本当に今濁流を食らったら何人か死んでいてもおかしくなかった……
「ええと、みなさんにここであった記憶を共有できると良いのですが……」
「む、そこの魔物、大怪我をしているではないか。いや、血が出てない……? どういうことだ」
「そこらへんも含めて、です」
「だったらワタクシが能力を使います」
アール・グレイが右足をなくしたほうのドラーグに近寄る。
ドラーグは目を閉じて記憶を振り返り……
「私は念話能力で出来得る限り時間効率を考えた短縮伝播を協力します」
「頼みます、能力と能力の掛け合わせは、大きな効果を生むはずですから」
私はアール・グレイのスキルである念話による記憶の共有を"以心伝心"で補助する。
私達はわずかな時間で情報が脳裏に展開されていく……
それはちょうど領域展開をされた直後だった。
世界が全く別の場所。
……美しく白き輝きたちが流れている。
シルクロードと呼ぶべきか。
まるで星屑たちが流れて空間全てを巡っているような絶景に心奪われる。
水流たちが輝いていた。
聖なる水たちを讃えるようなこの空間は足場だけはしっかりしている。
逆に言えば少し向こう側へ行ってしまえばどこかへと落ちてしまいそうだ。
ここから落ちたらどうなるか気になるけれど普通に落ちない気もする。
「余の話、もう少し聞かせてやろう。余の力は、国を平定する力を与えるというものだ」
白き竜は何か手元で作業をしている。
なにかの箱を亜空間から取り出しているようだ。
「国を平定とは、また大きく出ましたね……」
「もっと細かく言えば、その力を与えるだけであり、力を人がどう使うかはまた別だ。

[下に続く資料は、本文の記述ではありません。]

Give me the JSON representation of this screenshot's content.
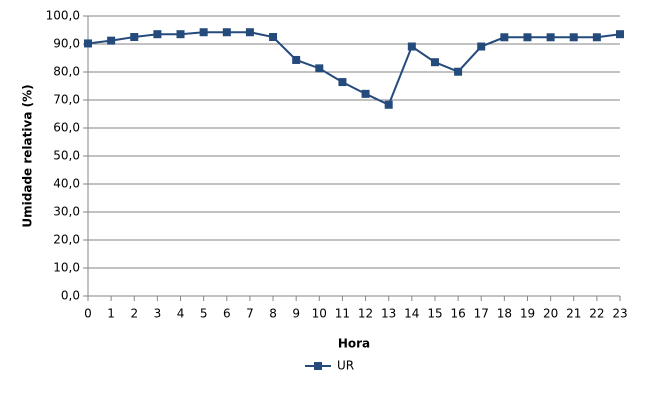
{
  "chart_data": {
    "type": "line",
    "x_label": "Hora",
    "y_label": "Umidade relativa (%)",
    "x": [
      0,
      1,
      2,
      3,
      4,
      5,
      6,
      7,
      8,
      9,
      10,
      11,
      12,
      13,
      14,
      15,
      16,
      17,
      18,
      19,
      20,
      21,
      22,
      23
    ],
    "series": [
      {
        "name": "UR",
        "color": "#254a7c",
        "values": [
          90.2,
          91.2,
          92.5,
          93.5,
          93.5,
          94.2,
          94.2,
          94.2,
          92.5,
          84.3,
          81.3,
          76.4,
          72.2,
          68.3,
          89.1,
          83.5,
          80.1,
          89.1,
          92.4,
          92.4,
          92.4,
          92.4,
          92.4,
          93.5
        ]
      }
    ],
    "xlim": [
      0,
      23
    ],
    "xticks": [
      0,
      1,
      2,
      3,
      4,
      5,
      6,
      7,
      8,
      9,
      10,
      11,
      12,
      13,
      14,
      15,
      16,
      17,
      18,
      19,
      20,
      21,
      22,
      23
    ],
    "ylim": [
      0,
      100
    ],
    "yticks": [
      {
        "value": 0,
        "label": "0,0"
      },
      {
        "value": 10,
        "label": "10,0"
      },
      {
        "value": 20,
        "label": "20,0"
      },
      {
        "value": 30,
        "label": "30,0"
      },
      {
        "value": 40,
        "label": "40,0"
      },
      {
        "value": 50,
        "label": "50,0"
      },
      {
        "value": 60,
        "label": "60,0"
      },
      {
        "value": 70,
        "label": "70,0"
      },
      {
        "value": 80,
        "label": "80,0"
      },
      {
        "value": 90,
        "label": "90,0"
      },
      {
        "value": 100,
        "label": "100,0"
      }
    ],
    "grid": true,
    "legend": "bottom"
  }
}
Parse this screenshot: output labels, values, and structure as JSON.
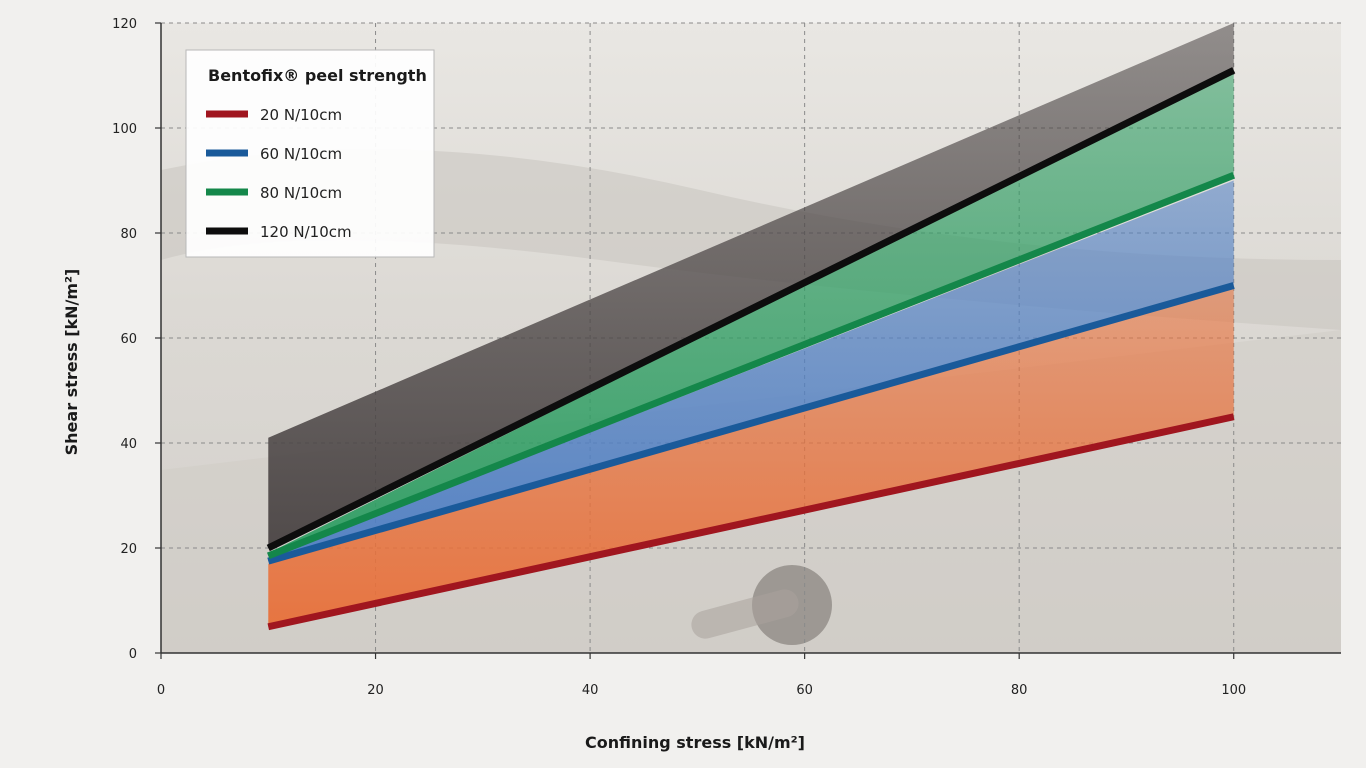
{
  "chart_data": {
    "type": "line",
    "xlabel": "Confining stress [kN/m²]",
    "ylabel": "Shear stress [kN/m²]",
    "xlim": [
      0,
      110
    ],
    "ylim": [
      0,
      120
    ],
    "x_ticks": [
      "0",
      "20",
      "40",
      "60",
      "80",
      "100"
    ],
    "y_ticks": [
      "0",
      "20",
      "40",
      "60",
      "80",
      "100",
      "120"
    ],
    "grid": true,
    "legend": {
      "title": "Bentofix® peel strength",
      "position": "top-left"
    },
    "series": [
      {
        "name": "20 N/10cm",
        "color": "#a0161f",
        "band_color": "#e8703a",
        "x": [
          10,
          100
        ],
        "y": [
          5,
          45
        ],
        "band_upper": [
          17,
          70
        ]
      },
      {
        "name": "60 N/10cm",
        "color": "#1a5a9a",
        "band_color": "#4f7fc4",
        "x": [
          10,
          100
        ],
        "y": [
          17.5,
          70
        ],
        "band_upper": [
          18,
          90
        ]
      },
      {
        "name": "80 N/10cm",
        "color": "#14874a",
        "band_color": "#2e9e63",
        "x": [
          10,
          100
        ],
        "y": [
          18.5,
          91
        ],
        "band_upper": [
          19,
          111
        ]
      },
      {
        "name": "120 N/10cm",
        "color": "#0d0d0d",
        "band_color": "#4a4444",
        "x": [
          10,
          100
        ],
        "y": [
          20,
          111
        ],
        "band_upper": [
          41,
          120
        ]
      }
    ]
  }
}
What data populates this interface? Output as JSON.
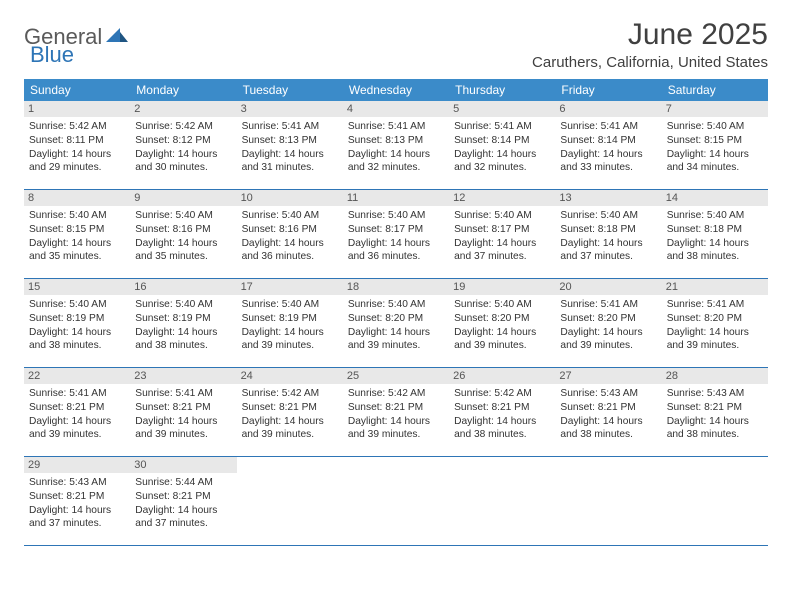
{
  "logo": {
    "part1": "General",
    "part2": "Blue"
  },
  "title": "June 2025",
  "location": "Caruthers, California, United States",
  "colors": {
    "header_bg": "#3b8bc9",
    "header_text": "#ffffff",
    "daynum_bg": "#e8e8e8",
    "daynum_text": "#555555",
    "border": "#2e75b6",
    "logo_gray": "#5a5a5a",
    "logo_blue": "#2e75b6",
    "title_color": "#404040"
  },
  "weekdays": [
    "Sunday",
    "Monday",
    "Tuesday",
    "Wednesday",
    "Thursday",
    "Friday",
    "Saturday"
  ],
  "weeks": [
    [
      {
        "n": "1",
        "sr": "5:42 AM",
        "ss": "8:11 PM",
        "dl": "14 hours and 29 minutes."
      },
      {
        "n": "2",
        "sr": "5:42 AM",
        "ss": "8:12 PM",
        "dl": "14 hours and 30 minutes."
      },
      {
        "n": "3",
        "sr": "5:41 AM",
        "ss": "8:13 PM",
        "dl": "14 hours and 31 minutes."
      },
      {
        "n": "4",
        "sr": "5:41 AM",
        "ss": "8:13 PM",
        "dl": "14 hours and 32 minutes."
      },
      {
        "n": "5",
        "sr": "5:41 AM",
        "ss": "8:14 PM",
        "dl": "14 hours and 32 minutes."
      },
      {
        "n": "6",
        "sr": "5:41 AM",
        "ss": "8:14 PM",
        "dl": "14 hours and 33 minutes."
      },
      {
        "n": "7",
        "sr": "5:40 AM",
        "ss": "8:15 PM",
        "dl": "14 hours and 34 minutes."
      }
    ],
    [
      {
        "n": "8",
        "sr": "5:40 AM",
        "ss": "8:15 PM",
        "dl": "14 hours and 35 minutes."
      },
      {
        "n": "9",
        "sr": "5:40 AM",
        "ss": "8:16 PM",
        "dl": "14 hours and 35 minutes."
      },
      {
        "n": "10",
        "sr": "5:40 AM",
        "ss": "8:16 PM",
        "dl": "14 hours and 36 minutes."
      },
      {
        "n": "11",
        "sr": "5:40 AM",
        "ss": "8:17 PM",
        "dl": "14 hours and 36 minutes."
      },
      {
        "n": "12",
        "sr": "5:40 AM",
        "ss": "8:17 PM",
        "dl": "14 hours and 37 minutes."
      },
      {
        "n": "13",
        "sr": "5:40 AM",
        "ss": "8:18 PM",
        "dl": "14 hours and 37 minutes."
      },
      {
        "n": "14",
        "sr": "5:40 AM",
        "ss": "8:18 PM",
        "dl": "14 hours and 38 minutes."
      }
    ],
    [
      {
        "n": "15",
        "sr": "5:40 AM",
        "ss": "8:19 PM",
        "dl": "14 hours and 38 minutes."
      },
      {
        "n": "16",
        "sr": "5:40 AM",
        "ss": "8:19 PM",
        "dl": "14 hours and 38 minutes."
      },
      {
        "n": "17",
        "sr": "5:40 AM",
        "ss": "8:19 PM",
        "dl": "14 hours and 39 minutes."
      },
      {
        "n": "18",
        "sr": "5:40 AM",
        "ss": "8:20 PM",
        "dl": "14 hours and 39 minutes."
      },
      {
        "n": "19",
        "sr": "5:40 AM",
        "ss": "8:20 PM",
        "dl": "14 hours and 39 minutes."
      },
      {
        "n": "20",
        "sr": "5:41 AM",
        "ss": "8:20 PM",
        "dl": "14 hours and 39 minutes."
      },
      {
        "n": "21",
        "sr": "5:41 AM",
        "ss": "8:20 PM",
        "dl": "14 hours and 39 minutes."
      }
    ],
    [
      {
        "n": "22",
        "sr": "5:41 AM",
        "ss": "8:21 PM",
        "dl": "14 hours and 39 minutes."
      },
      {
        "n": "23",
        "sr": "5:41 AM",
        "ss": "8:21 PM",
        "dl": "14 hours and 39 minutes."
      },
      {
        "n": "24",
        "sr": "5:42 AM",
        "ss": "8:21 PM",
        "dl": "14 hours and 39 minutes."
      },
      {
        "n": "25",
        "sr": "5:42 AM",
        "ss": "8:21 PM",
        "dl": "14 hours and 39 minutes."
      },
      {
        "n": "26",
        "sr": "5:42 AM",
        "ss": "8:21 PM",
        "dl": "14 hours and 38 minutes."
      },
      {
        "n": "27",
        "sr": "5:43 AM",
        "ss": "8:21 PM",
        "dl": "14 hours and 38 minutes."
      },
      {
        "n": "28",
        "sr": "5:43 AM",
        "ss": "8:21 PM",
        "dl": "14 hours and 38 minutes."
      }
    ],
    [
      {
        "n": "29",
        "sr": "5:43 AM",
        "ss": "8:21 PM",
        "dl": "14 hours and 37 minutes."
      },
      {
        "n": "30",
        "sr": "5:44 AM",
        "ss": "8:21 PM",
        "dl": "14 hours and 37 minutes."
      },
      null,
      null,
      null,
      null,
      null
    ]
  ],
  "labels": {
    "sunrise": "Sunrise:",
    "sunset": "Sunset:",
    "daylight": "Daylight:"
  }
}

その力で国を納めたり、壊したりもするだろう。余はその力の概念を、権威と呼ぶ……うん? 少しまて」
白き竜がマントをはためかせるとその下には腕がない。
『そういえば、この白き竜とやらは腕がなかったな』
『うわっ!? 声が!?』
『あ、私の力があるので念話も通ってます』
いきなりキサラギの声が聞こえてきてみんなびっくりしたらしい。
時間圧縮しているこの中を共有している以上私達の流れる時空はみんな共通なのだ。